Revisiting the Augmented Lagrangian Approach to Saddle-Point Problems

Michele Benzi, Scuola Normale Superiore, Pisa
Online (trasmesso anche in aula Saleri)

Augmented Lagrangian (AL) methods have a long history in both optimization and numerical PDEs, going back to the work of Powell and Hestenes in the late 1960s and to the work of Glowinski and collaborators starting in the mid-1970s, respectively. Whereas AL-type methods have been long very popular in the field of constrained optimization, where are among the most widely used techniques available (as witnessed, for instance, by the great success enjoyed by methods like ADMM), the track record of these methods in solving PDE-related problems has been until recently somewhat less impressive, due in part to ill-conditioning and implementation difficulties.
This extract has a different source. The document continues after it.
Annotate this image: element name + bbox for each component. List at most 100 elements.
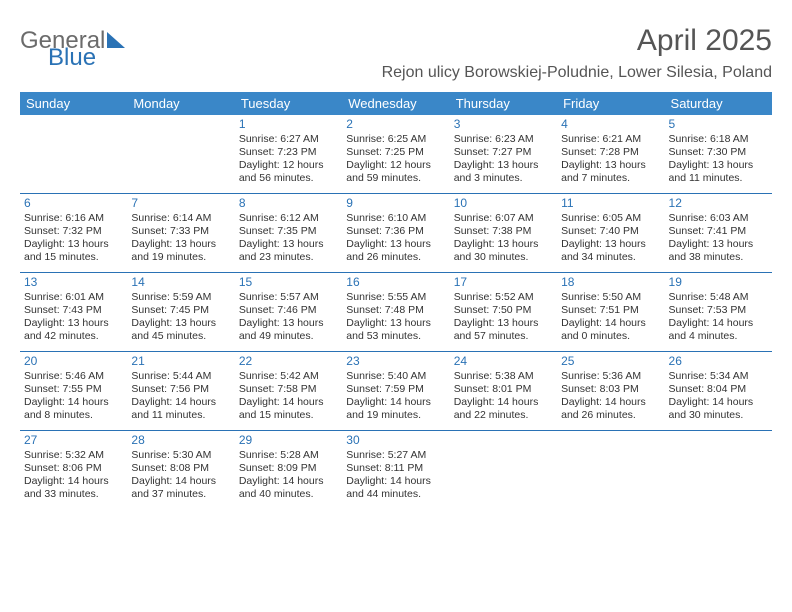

In this talk I will describe advances in developing robust and scalable solvers for PDE-related saddle point problems by means of iterative methods and block preconditioners tailored to the AL formulation. The effectiveness of these solvers will be demonstrated on problems from incompressible flow (Oseen problem, coupled Stokes-Darcy problem), liquid crystal directors modeling, and optimal control with PDE constraints. Collaborators over the years include Fatemeh Beik, Chiara Faccio, Patrick Farrell, Santolo Leveque, Maxim Olshanskii and Zhen Wang.